Introduction: Lichen sclerosus is a disease whose features include skin and mucosa involvement. Its location in the vulvar area requires an approach both by gynecologists and dermatologists. An exhaustive monitoring of these patients must be made in order to improve their quality of life, and to prevent the disease transformation into squamous cell carcinoma.
Objectives: To determine the incidence of lichen sclerosus in our study group and its relation to squamous cell carcinoma.
Material and Methods: Our study included 32 patients with genital lichen sclerosus evaluated at the Vulvar Pathology Section along a five-year period.
Results: Lichen sclerosus represented 7.05% of consultations at the Vulvar Pathology Section.

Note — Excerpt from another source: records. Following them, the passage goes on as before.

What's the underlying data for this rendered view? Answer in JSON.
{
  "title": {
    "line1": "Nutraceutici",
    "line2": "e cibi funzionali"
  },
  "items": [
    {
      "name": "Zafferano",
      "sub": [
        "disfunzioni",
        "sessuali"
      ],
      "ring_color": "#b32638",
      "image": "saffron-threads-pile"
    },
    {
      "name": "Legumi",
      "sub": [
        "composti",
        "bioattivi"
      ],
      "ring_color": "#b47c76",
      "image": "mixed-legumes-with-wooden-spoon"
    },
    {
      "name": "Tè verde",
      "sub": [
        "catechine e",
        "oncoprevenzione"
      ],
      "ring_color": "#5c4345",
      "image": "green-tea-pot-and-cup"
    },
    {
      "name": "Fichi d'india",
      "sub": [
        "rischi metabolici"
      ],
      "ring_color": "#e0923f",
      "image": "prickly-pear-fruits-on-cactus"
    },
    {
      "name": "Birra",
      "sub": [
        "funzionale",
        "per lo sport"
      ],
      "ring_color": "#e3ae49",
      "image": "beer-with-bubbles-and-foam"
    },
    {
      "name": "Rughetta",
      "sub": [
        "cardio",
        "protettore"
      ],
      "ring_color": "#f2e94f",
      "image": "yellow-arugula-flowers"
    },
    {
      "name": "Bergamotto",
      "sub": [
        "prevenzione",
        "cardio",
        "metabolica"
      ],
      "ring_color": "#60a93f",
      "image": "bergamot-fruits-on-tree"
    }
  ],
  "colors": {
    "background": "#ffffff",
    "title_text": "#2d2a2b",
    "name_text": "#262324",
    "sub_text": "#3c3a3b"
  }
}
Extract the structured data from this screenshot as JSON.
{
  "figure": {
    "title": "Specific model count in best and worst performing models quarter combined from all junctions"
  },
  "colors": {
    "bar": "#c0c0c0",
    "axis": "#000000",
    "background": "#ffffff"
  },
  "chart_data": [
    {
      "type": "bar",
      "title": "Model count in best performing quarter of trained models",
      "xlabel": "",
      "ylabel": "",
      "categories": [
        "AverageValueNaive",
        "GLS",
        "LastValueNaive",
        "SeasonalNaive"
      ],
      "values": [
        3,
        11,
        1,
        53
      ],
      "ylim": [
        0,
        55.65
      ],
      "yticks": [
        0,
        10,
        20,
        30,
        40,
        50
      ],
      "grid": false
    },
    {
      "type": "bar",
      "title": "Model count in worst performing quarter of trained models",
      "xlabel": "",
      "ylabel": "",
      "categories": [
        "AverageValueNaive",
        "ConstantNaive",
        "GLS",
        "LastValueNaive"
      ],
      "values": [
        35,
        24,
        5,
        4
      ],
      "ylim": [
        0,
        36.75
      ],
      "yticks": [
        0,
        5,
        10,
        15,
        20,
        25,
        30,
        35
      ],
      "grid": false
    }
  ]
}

The age of the 32 evaluated patients ranged from 50 to 82 years with a mean age of 66 years.
Familial incidence was observed in one case (3.12%) in which both mother and daughter were affected. In 96% of the patients the main symptom was pruritus. Of the 32 patients with lichen sclerosus, six (18.75%) were associated with squamous cell carcinoma, of whom four (66.7%) were differentiated VIN and two (33.3%) were invasive carcinomas. During follow-up, one patient died of complications arising from her tumor.
Conclusions: Lichen sclerosus is a frequent disease that should be assessed jointly by dermatologists and gynecologists. Malignant transformation in 18.75% of our patients justifies the need for a thorough clinical and histopathological follow-up with the aim of an early detection of neoplasias

(Dermatol. Argent., 2011, 17(5): 365-369).

Keywords lichen sclerosus of the vulva, squamous cell carcinoma.